At the Metreon movie theater in San Francisco, for instance, a high-tech display promoting a nearby Jelly Belly store projects images of jelly beans on the floor. Step on the colorful beans, and they respond, appearing to swirl around your feet. At a mall in Sydney, Australia, another interactive floor display lets people kick a virtual soccer ball around a field featuring an Adidas logo.
About 120 such "billboards" have appeared across the United States at malls, movie theaters, fast-food chains and trade shows, and now the technology is getting a big boost from music retailer Sam Goody.
The chain announced this week that it has agreed to install interactive displays at 100 stores--the largest deal to date--to attract shoppers nationwide.
The technology, which combines advertising with gaming and entertainment, is part of the chain's effort to recast its stores as entertainment lifestyle centers, where people will want to linger, sample music and ring tones, and burn CDs.

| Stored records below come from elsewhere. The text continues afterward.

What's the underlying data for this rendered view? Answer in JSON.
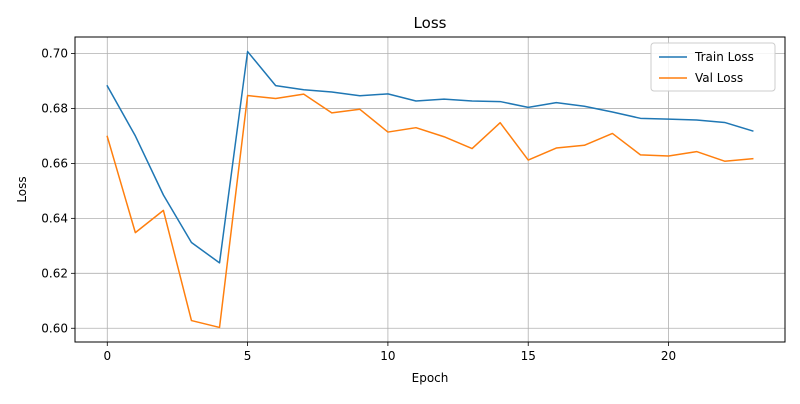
{
  "chart_data": {
    "type": "line",
    "title": "Loss",
    "xlabel": "Epoch",
    "ylabel": "Loss",
    "x": [
      0,
      1,
      2,
      3,
      4,
      5,
      6,
      7,
      8,
      9,
      10,
      11,
      12,
      13,
      14,
      15,
      16,
      17,
      18,
      19,
      20,
      21,
      22,
      23
    ],
    "series": [
      {
        "name": "Train Loss",
        "color": "#1f77b4",
        "values": [
          0.6882,
          0.67,
          0.6485,
          0.6312,
          0.6238,
          0.7007,
          0.6883,
          0.6868,
          0.686,
          0.6846,
          0.6853,
          0.6827,
          0.6834,
          0.6827,
          0.6825,
          0.6804,
          0.6821,
          0.6808,
          0.6787,
          0.6764,
          0.6761,
          0.6758,
          0.6749,
          0.6718
        ]
      },
      {
        "name": "Val Loss",
        "color": "#ff7f0e",
        "values": [
          0.6698,
          0.6348,
          0.6429,
          0.6028,
          0.6003,
          0.6847,
          0.6836,
          0.6852,
          0.6784,
          0.6797,
          0.6714,
          0.673,
          0.6697,
          0.6654,
          0.6748,
          0.6612,
          0.6656,
          0.6666,
          0.6709,
          0.6631,
          0.6627,
          0.6643,
          0.6608,
          0.6617
        ]
      }
    ],
    "xlim": [
      -1.15,
      24.15
    ],
    "ylim": [
      0.595,
      0.706
    ],
    "xticks": [
      0,
      5,
      10,
      15,
      20
    ],
    "yticks": [
      0.6,
      0.62,
      0.64,
      0.66,
      0.68,
      0.7
    ],
    "grid": true,
    "legend_position": "top-right"
  }
}
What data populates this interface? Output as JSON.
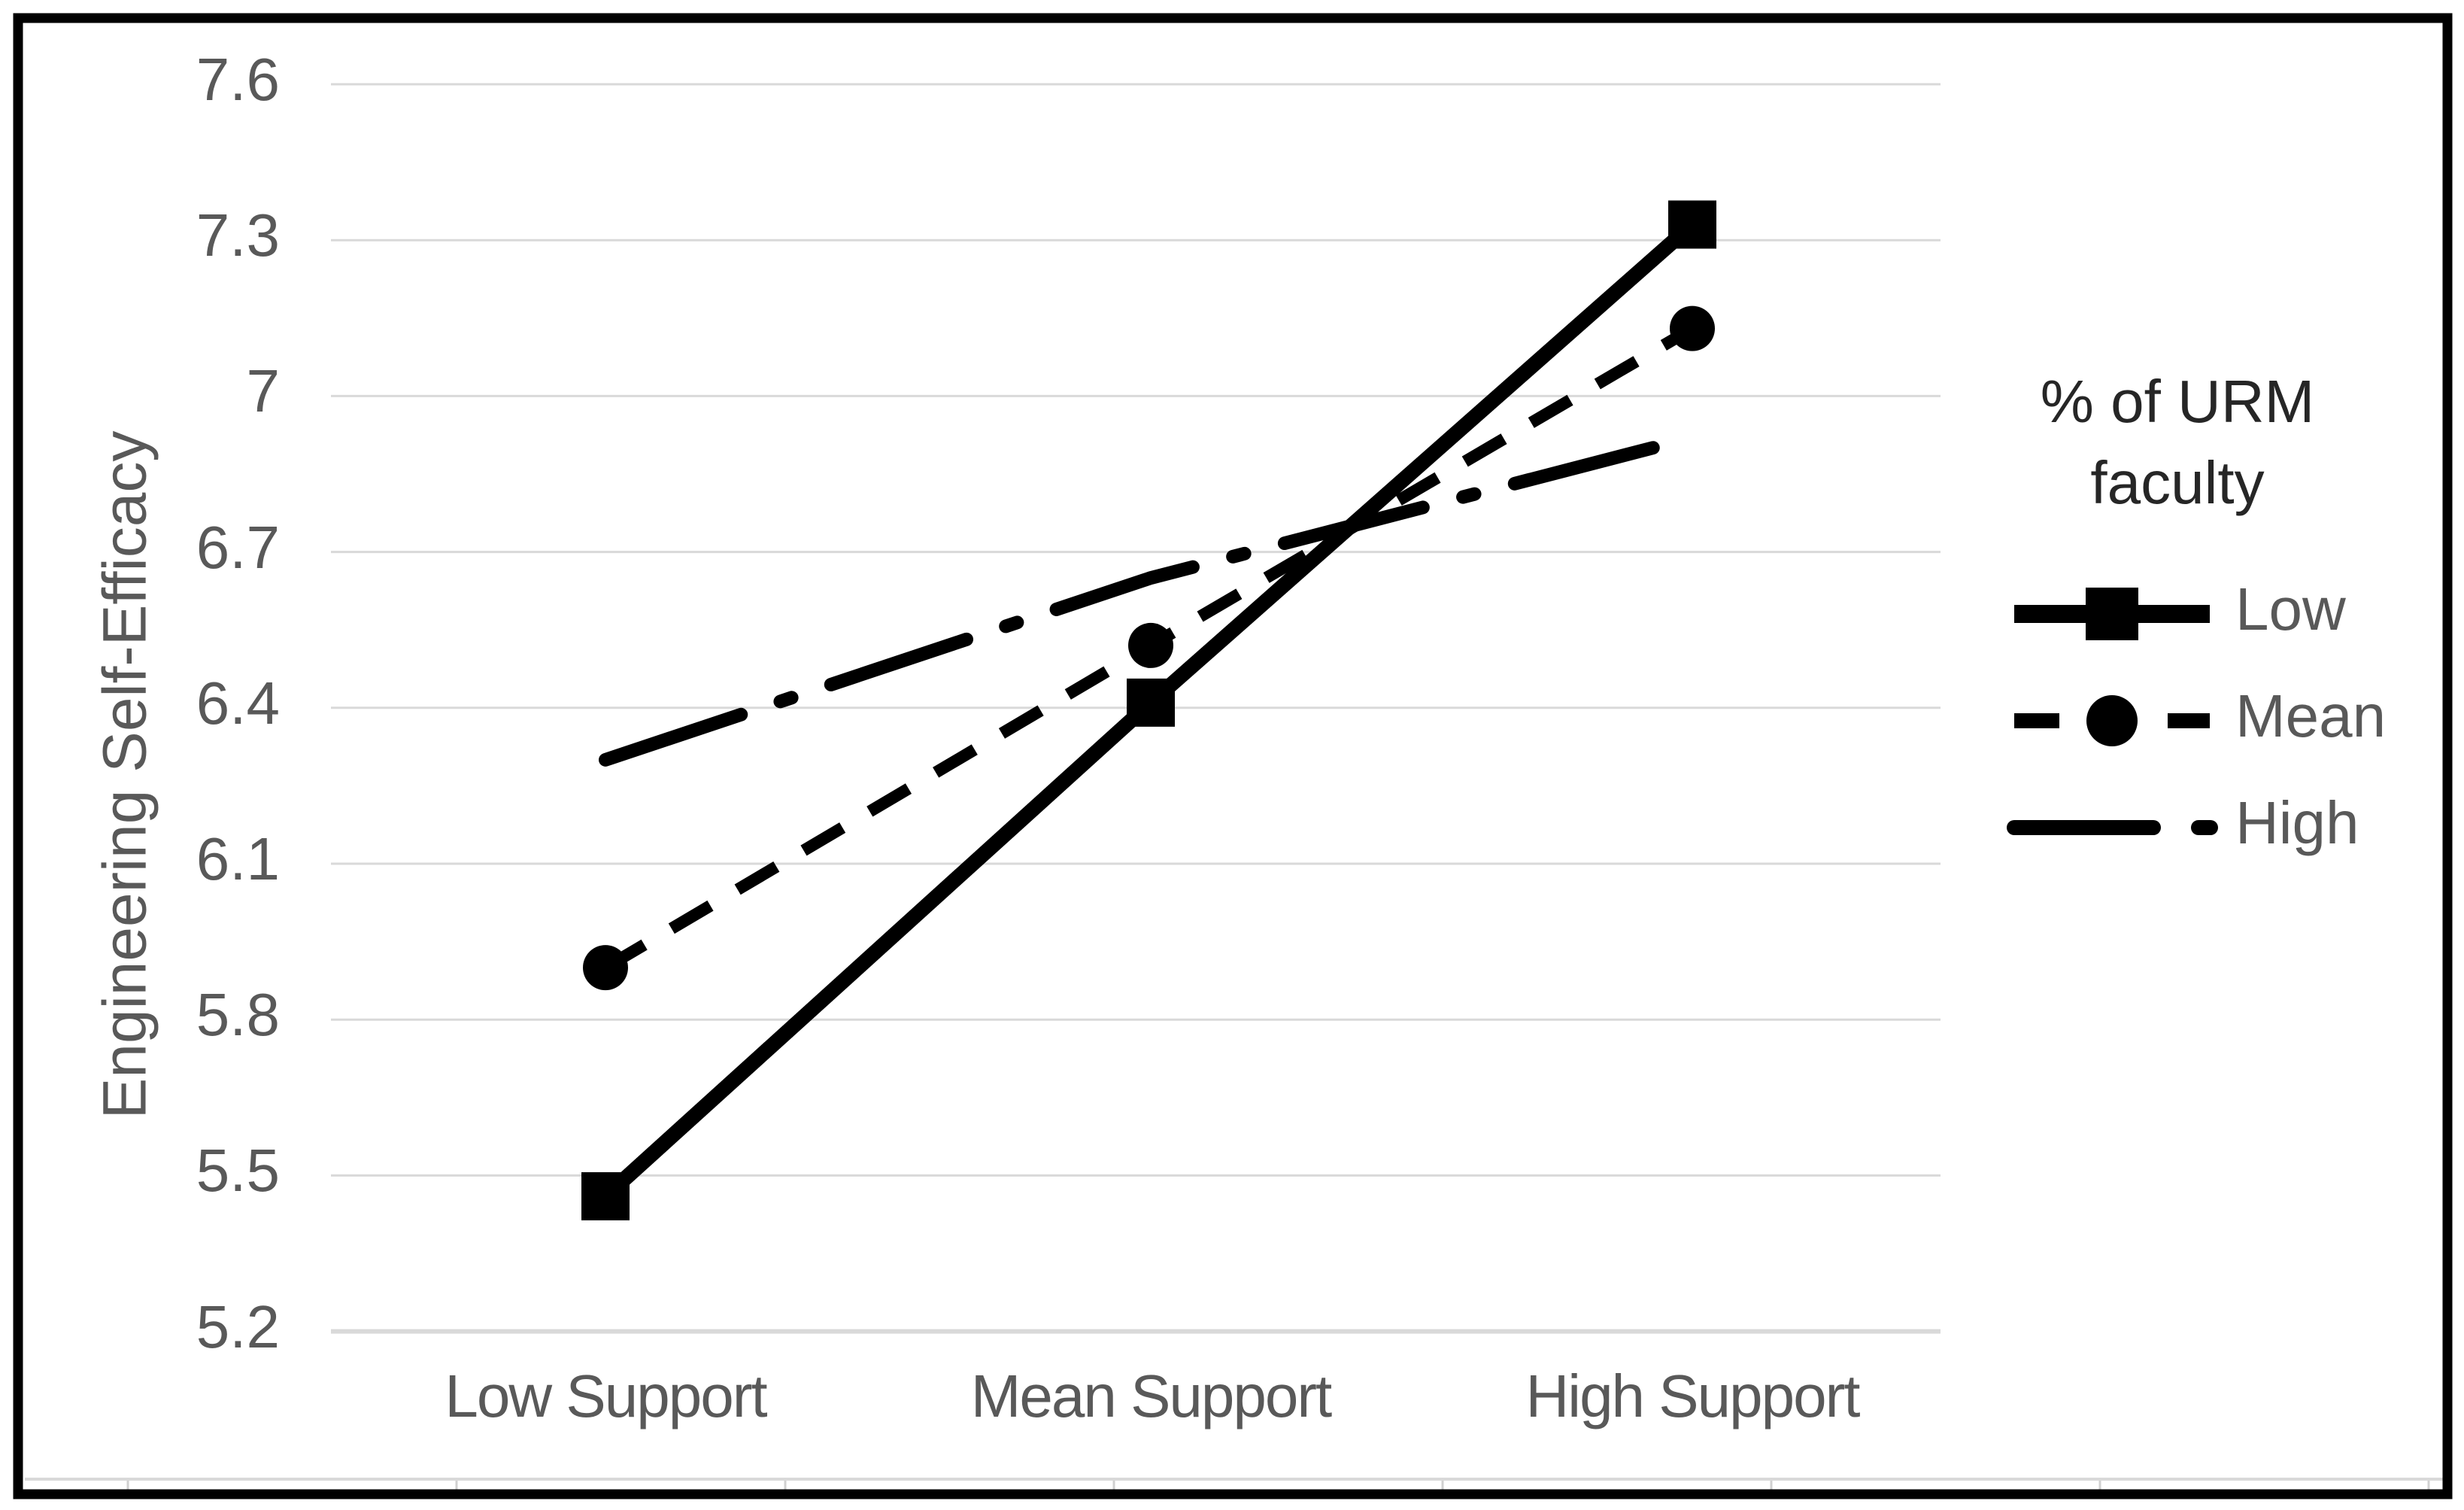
{
  "chart_data": {
    "type": "line",
    "title": "",
    "categories": [
      "Low Support",
      "Mean Support",
      "High Support"
    ],
    "series": [
      {
        "name": "Low",
        "values": [
          5.46,
          6.41,
          7.33
        ],
        "line_style": "solid",
        "marker": "square"
      },
      {
        "name": "Mean",
        "values": [
          5.9,
          6.52,
          7.13
        ],
        "line_style": "dashed",
        "marker": "circle"
      },
      {
        "name": "High",
        "values": [
          6.3,
          6.65,
          6.92
        ],
        "line_style": "dash-dot",
        "marker": "none"
      }
    ],
    "xlabel": "",
    "ylabel": "Engineering Self-Efficacy",
    "ylim": [
      5.2,
      7.6
    ],
    "y_tick_step": 0.3,
    "y_ticks": [
      "7.6",
      "7.3",
      "7",
      "6.7",
      "6.4",
      "6.1",
      "5.8",
      "5.5",
      "5.2"
    ],
    "grid": "horizontal",
    "legend_position": "right",
    "legend_title": [
      "% of URM",
      "faculty"
    ],
    "line_color": "#000000",
    "gridline_color": "#d9d9d9",
    "text_color": "#595959",
    "frame_color": "#000000"
  }
}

"This technology, we think, is a natural of extension of that," said Laurie Bauer, a spokeswoman for Musicland Group, Sam Goody's parent company.
The systems, developed by Reactrix Systems in Redwood City, Calif., use infrared sensors and highly specialized software to respond to people's gestures and movements. In one setup, for instance, placing a foot on what appears to be a calm body of water will instantly trigger "waves" that move out from the foot, creating the effect of walking on water.
"It's a crowd magnet," Reactrix spokesman Chris Knight said. "It's a way to spice up stores and keep people coming back."
The technology, which can project such interactive images on walls, floors or tables, was developed as an art project by Reactrix Founder and Chief Scientist Matt Bell, when he was still a student at Stanford University.
Bell tested and refined the system at rave parties before launching an ad business around it in 2001. Since then, the company has raised $23 million in venture funding and has worked on concept projects with major brands, including Nike, McDonald's, Disney and MGM Grand.
Reactrix is one of several companies attempting to recast, declining network TV audiences and ad-averse consumers. Video game companies are also at the forefront of this trend, selling spots in their digital worlds.
"People are more bombarded and tuned out to advertising than ever," Knight said, adding that the novelty and interactivity of the Reactrix system makes it more engaging that traditional ads. "It's opt-in. You choose to interact with it, and it's entertaining."
Sam Goody, which so far has installed Reactrix at the entrance of 40 stores, is also counting on additional income from technology. As part of their contract, the companies have agreed to split the ad revenue the systems generate, though they have yet to sign up a national advertiser.
The ad revenue could bolster Sam Goody, whose business has declined as music downloads have eroded music sales, Bauer said.
The company also plans to use Reactrix to promote its own merchandise, including music, movies and games. For instance, in a setup for its promotion of the Batman Begins DVD, when someone touches an image of Batman, a swarm of bats fly out of a house in the background. Walking across another part of the display causes different characters from the movie to appear.
"The creative possibilities are endless," Bauer said.